This Sunday: The Opening Concert of ALL THE WRONG NOTES: CHARLES IVES AT 150

The opening concert of ALL THE WRONG NOTES: CHARLES IVES AT 150 this Sunday night at 7:30pm in Barnes Hall. Soprano Rachel Schutz and Prof. Xak Bjerken perform a selection of works from Ives’ 114 Songs and inaugurate the latest addition to Cornell’s keyboard collection, a Broadwood piano from 1865. Beloved American pianist Gilbert Kalish ends the program with Ives’ monumental Piano Sonata No. 1.

Program

 

 

This Sunday’s concert sets the tone for the entire festival, with performances in October and November:

In four concerts, ALL THE WRONG NOTES: CHARLES IVES AT 150 celebrates the 150th anniversary of composer, pianist, organist, actuary, and businessman Charles Ives. Largely rejected in his youth, this native son of green New England famously gained renown only later in life and is today remembered as an iconoclast of American music. Ives’ musical agenda might best be summed up by the Connecticut minister who programmed Ives over the protests of his congregation: “God gets awfully tired of hearing the same thing over and over again.” Ives was a relentless visionary yet also a traditionalist, worshiping Beethoven and turning up his nose at Ravel and Schoenberg, whose music he claimed he never heard. Described variously as “gibberish,” “impossible,” like “awfully indigestible food,” Ives’ works draw directly from European techniques and suffuses them with the spirit and sounds of early 20th-century America, quoting popular tunes, band music, revival hymns, barn dances, and ragtime, invoking memories of holidays and parades alongside references to Transcendentalist philosophy.
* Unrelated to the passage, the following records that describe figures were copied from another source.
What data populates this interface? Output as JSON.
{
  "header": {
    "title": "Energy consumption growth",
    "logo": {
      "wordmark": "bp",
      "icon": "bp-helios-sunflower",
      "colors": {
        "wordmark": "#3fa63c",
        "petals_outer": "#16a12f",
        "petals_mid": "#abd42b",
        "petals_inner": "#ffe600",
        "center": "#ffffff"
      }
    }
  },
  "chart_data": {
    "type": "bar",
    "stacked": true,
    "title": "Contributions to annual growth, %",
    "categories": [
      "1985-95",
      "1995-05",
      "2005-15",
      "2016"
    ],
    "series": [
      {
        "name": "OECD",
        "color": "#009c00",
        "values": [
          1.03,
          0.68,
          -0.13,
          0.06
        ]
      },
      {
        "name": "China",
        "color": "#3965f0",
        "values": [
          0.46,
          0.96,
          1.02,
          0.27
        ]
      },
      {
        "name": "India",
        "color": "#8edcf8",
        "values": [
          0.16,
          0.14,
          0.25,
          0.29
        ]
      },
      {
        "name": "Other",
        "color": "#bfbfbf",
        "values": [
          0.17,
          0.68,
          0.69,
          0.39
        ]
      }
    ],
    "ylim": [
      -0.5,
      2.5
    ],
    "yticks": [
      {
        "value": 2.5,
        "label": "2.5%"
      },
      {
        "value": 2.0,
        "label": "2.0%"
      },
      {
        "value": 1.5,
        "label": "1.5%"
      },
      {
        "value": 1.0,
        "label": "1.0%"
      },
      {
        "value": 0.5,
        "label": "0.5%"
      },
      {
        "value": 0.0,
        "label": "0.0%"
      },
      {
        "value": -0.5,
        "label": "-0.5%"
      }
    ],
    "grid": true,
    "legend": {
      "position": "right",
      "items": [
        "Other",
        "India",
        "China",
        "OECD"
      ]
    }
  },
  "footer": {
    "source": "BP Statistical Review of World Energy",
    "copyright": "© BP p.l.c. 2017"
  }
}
Our four concerts this fall will showcase some of his most beloved works as well as some rarely-heard gems, offering an affectionate overview of this singular composer and his provocative contributions to classical music in the 20th century.

 

Concert Program

I: October 20, 7:30pm, Barnes Hall

Ives’ 150th Birthday • Gilbert Kalish, Rachel Schutz, and Xak Bjerken

Soprano Rachel Schutz and Prof. Xak Bjerken perform a selection of works from Ives’ 114 Songs and inaugurate the latest addition to Cornell’s keyboard collection, a Broadwood piano from 1865. Beloved American pianist Gilbert Kalish ends the program with Ives’ monumental Piano Sonata No. 1.

II: October 25, 7:30pm, Barnes Hall

Ives’ Violin Sonatas • KJ McDonald and Ariel Mo

Ives wrote four violin sonatas proper, in addition to a few shorter works for this instrumentation, and always liked to offer the following anecdote about them: A famous violinist (the “Professor”), while attempting to read through the first sonata, quickly became frustrated with all the rhythms and notes and said, “This cannot be played. It is not music, it makes no sense.” Violinist KJ McDonald from Boston’s New England Conservatory joins doctoral pianist Ariel Mo in this recital of the complete violin sonatas.

III: October 31, 12:30pm, Lincoln Hall B20

Music for quarter-tone piano(s) • Thomas Feng and Jack Yarbrough

This special Midday Music event features Ives’ Three Quarter-Tone Pieces for Two Pianos, performed by two players with one piano de-tuned by a quarter-tone. Bookending the Ives will be two solo works from Tui St. George Tucker and Georg Friedrich Haas, each played by one pianist on two pianos simultaneously. Now, how does that work?

IV: November 12, 7:30pm, Barnes Hall

Music for piano + • Trio Gaia, Xak Bjerken, Federico Ercoli, and Isaac Dorio

Our festival concludes on Nov. 12 with Ives’ rambunctious and devilish Piano Trio, performed by Boston-based Trio Gaia. Rounding out the program is Frederic Rzewski’s Winnsboro Cotton Mill Blues, The Alcotts from Ives’ Concord Sonata, Decoration Day for violin and piano, and the world premiere of Double Bind, a new work for piano and electronics by doctoral composer Jasmine Morris.